The obvious conclusion is that there is a connection between the Hannibal group and the Reichsbürger Network, which the Federal Public Prosecutor is now investigating. However, the investigation will either be stonewalled or limited to alleged “individual perpetrators” as in previous cases—the NSU trial, the attack on Cologne’s Mayor Henriette Reker, the murder of Kassel’s regional President Walter Lübcke and the terrorist attacks in Halle and Hanau.

The far-right structures extend deep into the state apparatus and are closely linked to the return of militarism. In the Baltic States and Ukraine, the Bundeswehr cooperates with armies that worship Nazi collaborators during the Second World War as heroes. Historians such as Jörg Baberowski and Timothy Snyder, who trivialize the crimes of the Nazis, are promoted.

The ruling elite needs the far right to suppress the growing opposition to militarism and its devastating social consequences. Having been forced to move against the Reichsbürger Network, the ruling class will use the exposure of the fascist coup plot as justification to strengthen the state and take action against left-wing opponents.

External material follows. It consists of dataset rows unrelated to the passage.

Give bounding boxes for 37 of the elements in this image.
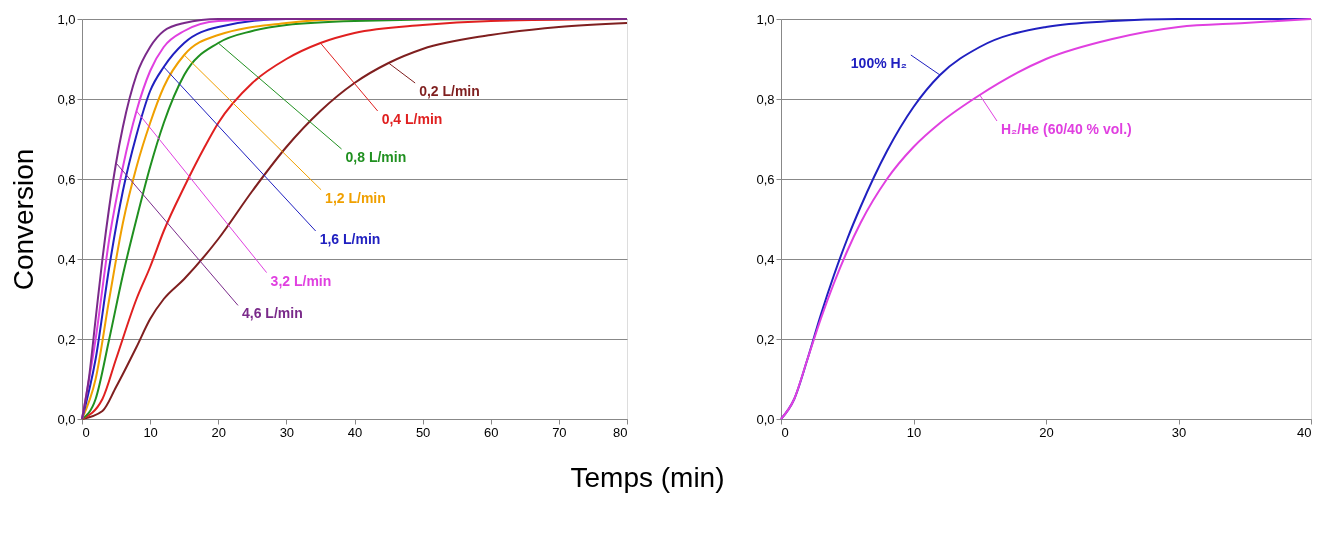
y-tick-label: 0,0 [57,411,76,427]
text: H₂/He (60/40 % vol.) [1000,121,1132,137]
y-axis-title: Conversion [8,148,40,291]
x-tick-label: 80 [613,424,628,440]
x-tick-label: 0 [82,424,90,440]
y-tick-label: 0,0 [756,411,775,427]
x-tick-label: 30 [1171,424,1187,440]
y-tick-label: 0,8 [57,91,76,107]
text: 3,2 L/min [270,272,332,289]
y-tick-label: 0,6 [756,171,775,187]
text: 0,2 L/min [419,83,480,99]
x-tick-label: 70 [552,424,567,440]
x-tick-label: 10 [906,424,922,440]
y-tick-label: 1,0 [756,11,775,27]
text: 4,6 L/min [242,305,303,322]
y-tick-label: 0,4 [756,251,775,267]
x-tick-label: 20 [211,424,226,440]
x-tick-label: 50 [415,424,431,440]
legend-label: 100% H₂ [850,55,907,71]
y-tick-label: 0,2 [756,331,775,347]
x-tick-label: 40 [347,424,363,440]
x-tick-label: 30 [279,424,295,440]
y-tick-label: 0,2 [57,331,76,347]
x-axis-title: Temps (min) [570,461,725,493]
x-tick-label: 0 [781,424,789,440]
text: 1,6 L/min [319,231,381,247]
x-tick-label: 20 [1039,424,1054,440]
y-tick-label: 0,8 [756,91,775,107]
y-tick-label: 0,4 [57,251,76,267]
x-tick-label: 10 [143,424,158,440]
x-tick-label: 60 [484,424,499,440]
text: 0,8 L/min [345,149,407,165]
y-tick-label: 0,6 [57,171,76,187]
y-tick-label: 1,0 [57,11,76,27]
text: 0,4 L/min [381,111,443,127]
x-tick-label: 40 [1297,424,1312,440]
text: 1,2 L/min [325,189,386,206]
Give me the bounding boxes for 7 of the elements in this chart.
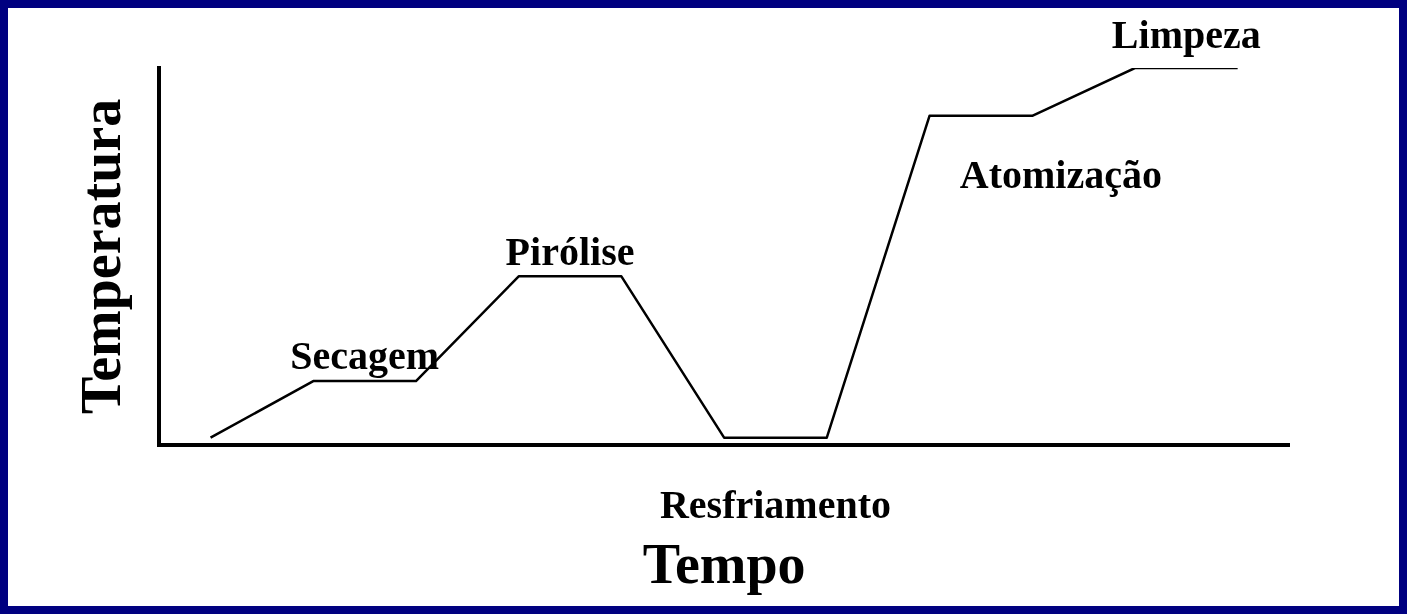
x-axis-title: Tempo	[642, 532, 806, 595]
annotation: Atomização	[959, 152, 1162, 198]
text: Limpeza	[1111, 12, 1261, 58]
annotation: Secagem	[290, 333, 440, 379]
annotation: Pirólise	[505, 228, 635, 274]
text: Resfriamento	[659, 481, 891, 527]
y-axis-title: Temperatura	[70, 98, 133, 415]
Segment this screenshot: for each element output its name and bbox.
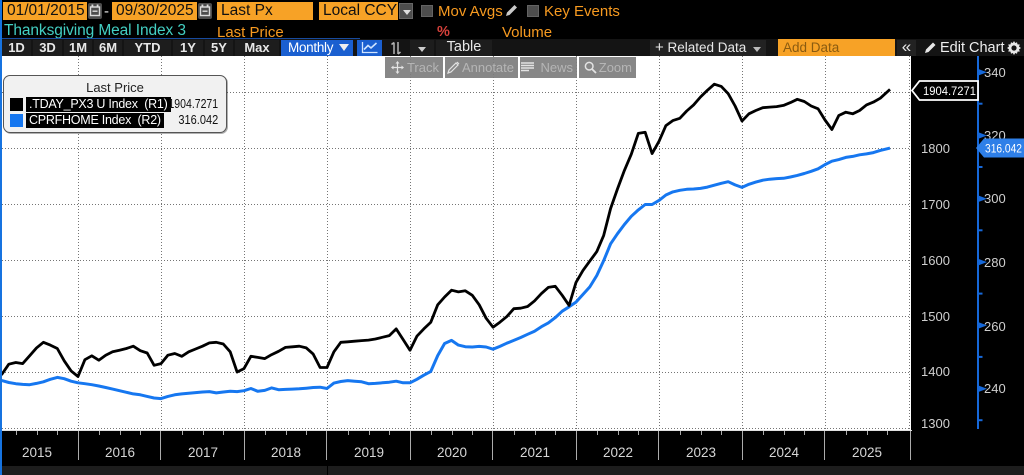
svg-text:1904.7271: 1904.7271	[923, 84, 976, 98]
svg-text:316.042: 316.042	[985, 142, 1022, 156]
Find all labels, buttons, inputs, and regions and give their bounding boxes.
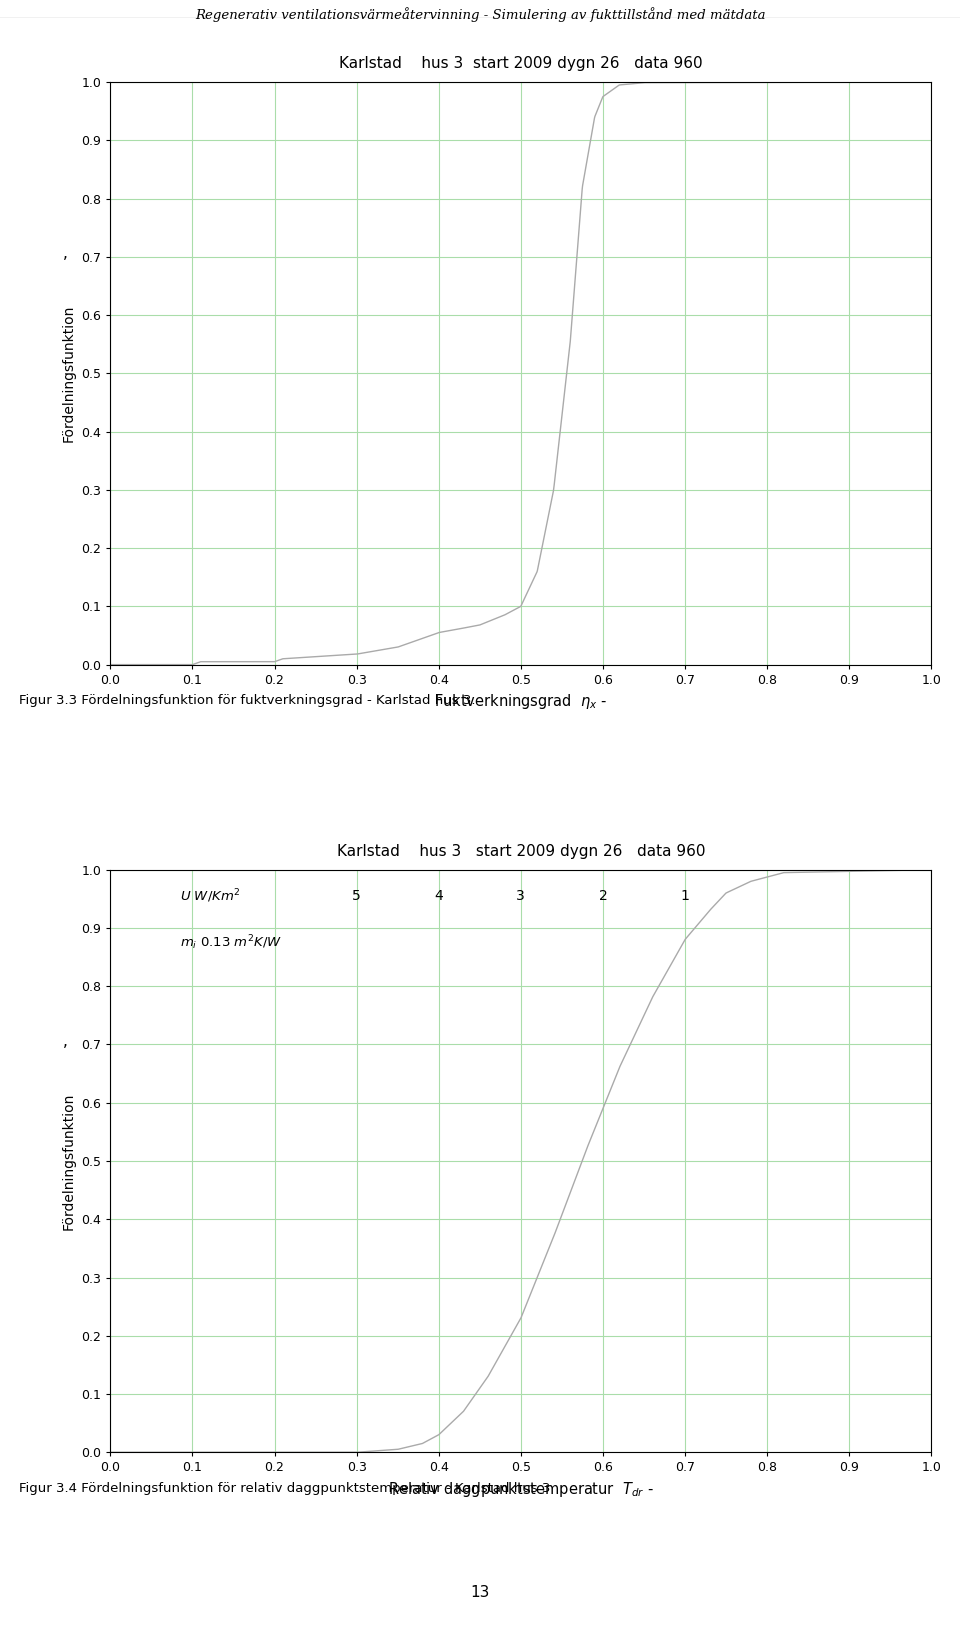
- Text: Regenerativ ventilationsvärmeåtervinning - Simulering av fukttillstånd med mätda: Regenerativ ventilationsvärmeåtervinning…: [195, 7, 765, 23]
- Text: Figur 3.4 Fördelningsfunktion för relativ daggpunktstemperatur - Karlstad hus 3: Figur 3.4 Fördelningsfunktion för relati…: [19, 1482, 551, 1495]
- Text: 5: 5: [352, 889, 361, 903]
- Y-axis label: Fördelningsfunktion: Fördelningsfunktion: [61, 305, 76, 441]
- Text: 1: 1: [681, 889, 689, 903]
- Title: Karlstad    hus 3  start 2009 dygn 26   data 960: Karlstad hus 3 start 2009 dygn 26 data 9…: [339, 56, 703, 71]
- X-axis label: Fuktverkningsgrad  $\eta_x$ -: Fuktverkningsgrad $\eta_x$ -: [434, 693, 608, 711]
- Text: 3: 3: [516, 889, 525, 903]
- X-axis label: Relativ daggpunktstemperatur  $T_{dr}$ -: Relativ daggpunktstemperatur $T_{dr}$ -: [388, 1480, 654, 1498]
- Y-axis label: Fördelningsfunktion: Fördelningsfunktion: [61, 1093, 76, 1229]
- Text: 13: 13: [470, 1585, 490, 1600]
- Text: $U$ $W/Km^2$: $U$ $W/Km^2$: [180, 888, 241, 904]
- Text: $m_i$ 0.13 $m^2K/W$: $m_i$ 0.13 $m^2K/W$: [180, 934, 282, 952]
- Text: Figur 3.3 Fördelningsfunktion för fuktverkningsgrad - Karlstad hus 3.: Figur 3.3 Fördelningsfunktion för fuktve…: [19, 694, 476, 707]
- Text: 2: 2: [598, 889, 608, 903]
- Text: 4: 4: [434, 889, 444, 903]
- Title: Karlstad    hus 3   start 2009 dygn 26   data 960: Karlstad hus 3 start 2009 dygn 26 data 9…: [337, 843, 705, 858]
- Text: ,: ,: [62, 1034, 68, 1049]
- Text: ,: ,: [62, 246, 68, 261]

Only one week after the raid against the Reichsbürger, the Public Prosecutor’s Office in Neuruppin ordered nationwide house searches of “last generation” activists. The Prosecutor’s Office is investigating the environmental group for “the initial suspicion of formation or support of a criminal association, disruption of public enterprises, trespassing and coercion.” The pretext for the legal attack is a protest against the refinery PCK Schwedt, in which members of the group are said to have turned off the emergency valves of the pipeline that carries oil from Rostock to Schwedt.